There's no getting around it: Bratz do present something of a problem. They trot out a sexualized image of hyperfeminity both to kids in general and to the girls at whom they're specifically targeted; it's likely that most kids would be better off not getting those messages at such an early age. For that reason,Tree Change Dolls appeal to me for the same reason that, say, Lammily does: I dig the fact that the dolls look more like the kids who would presumably be playing with them — both stylistically and age-wise — than Bratz in their original form do. It's an attempt to reverse the "Kids Getting Older Younger" phenomenon Peggy Orenstein wrote about in Cinderella Ate My Daughter; the "high maintenance glitz 'n' glamour for down-to-earth style" swap made by transforming Bratz into Tree House Dolls encourages kids to enjoy being the age they are, rather than hurrying so much to "grow up."
At the same time, though, I'm not sure "making them under" like this is really the answer, either. Looking at the Tree Change Dolls' "before" and "after" photos, I can't help but think that once their makeup has been stripped away, their facial features reformed, and their clothing replaced, they all look... well, kind of similar. They're so homogenous, in fact, that they all may as well be the same doll. Part of that eerie similarity is just the nature of mass-produced toys; the dolls were probably all originally cast from the same mold, with the "set dressing" — the makeup and the clothes — being what sets them apart from each other. But at the same time, the "madeunder" dolls send an equally problematic message as the "overly made-up" ones: In one case, it's "Dress sexy, even if you don't know what 'sexy' means!"; in the other, it's "Dress exactly the same as everyone else!"
But it even goes beyond that: Both the original Bratz and the Tree Change Dolls present one definition of what it means to be a girl, and one definition only, and that, I think, is the real problem. The gender and sexuality blog Binary This, which holds the tagline, "Everything you always wanted to know about gender but were too afraid to ask," also acknowledges that while Bratz are troubling, the solution may not be to totally change their appearances: "The reason to be deeply concerned about these Tree Change Dolls is that they represent a broader trend toward securing a fixed sense of what a real girl looks like — rather than disrupting the normal when it comes to gender." Talk about hitting the nail on the head.

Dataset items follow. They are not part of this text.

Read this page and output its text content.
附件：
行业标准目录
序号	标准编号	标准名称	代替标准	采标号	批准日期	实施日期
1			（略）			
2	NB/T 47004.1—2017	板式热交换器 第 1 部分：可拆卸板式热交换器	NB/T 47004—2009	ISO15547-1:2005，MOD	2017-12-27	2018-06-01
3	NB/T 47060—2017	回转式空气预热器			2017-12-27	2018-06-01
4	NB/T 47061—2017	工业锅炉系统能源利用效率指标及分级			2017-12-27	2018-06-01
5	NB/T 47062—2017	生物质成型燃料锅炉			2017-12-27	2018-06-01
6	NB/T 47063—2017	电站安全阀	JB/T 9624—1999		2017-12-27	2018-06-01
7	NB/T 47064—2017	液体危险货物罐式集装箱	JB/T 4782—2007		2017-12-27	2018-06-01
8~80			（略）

I think the bigger picture of the whole Bratz vs. Tree Change Dolls debate is about this: Our definition of "femininity" — and thus the one we pass on to our kids — can't just boil the word down to one thing or another. If we're going to try to define what it means to be a girl, we need a definition that has room for all possibilities — something that's open and expansive, rather than narrow and limited. Playing dress-up when you're a kid or wearing makeup when you get older aren't inherently bad; neither are not playing dress-up or not wearing makeup. They're both perfectly valid choices — and there are plenty of other valid choices out there besides those ones, too. Why should anyone, child or adult, have to pick just one?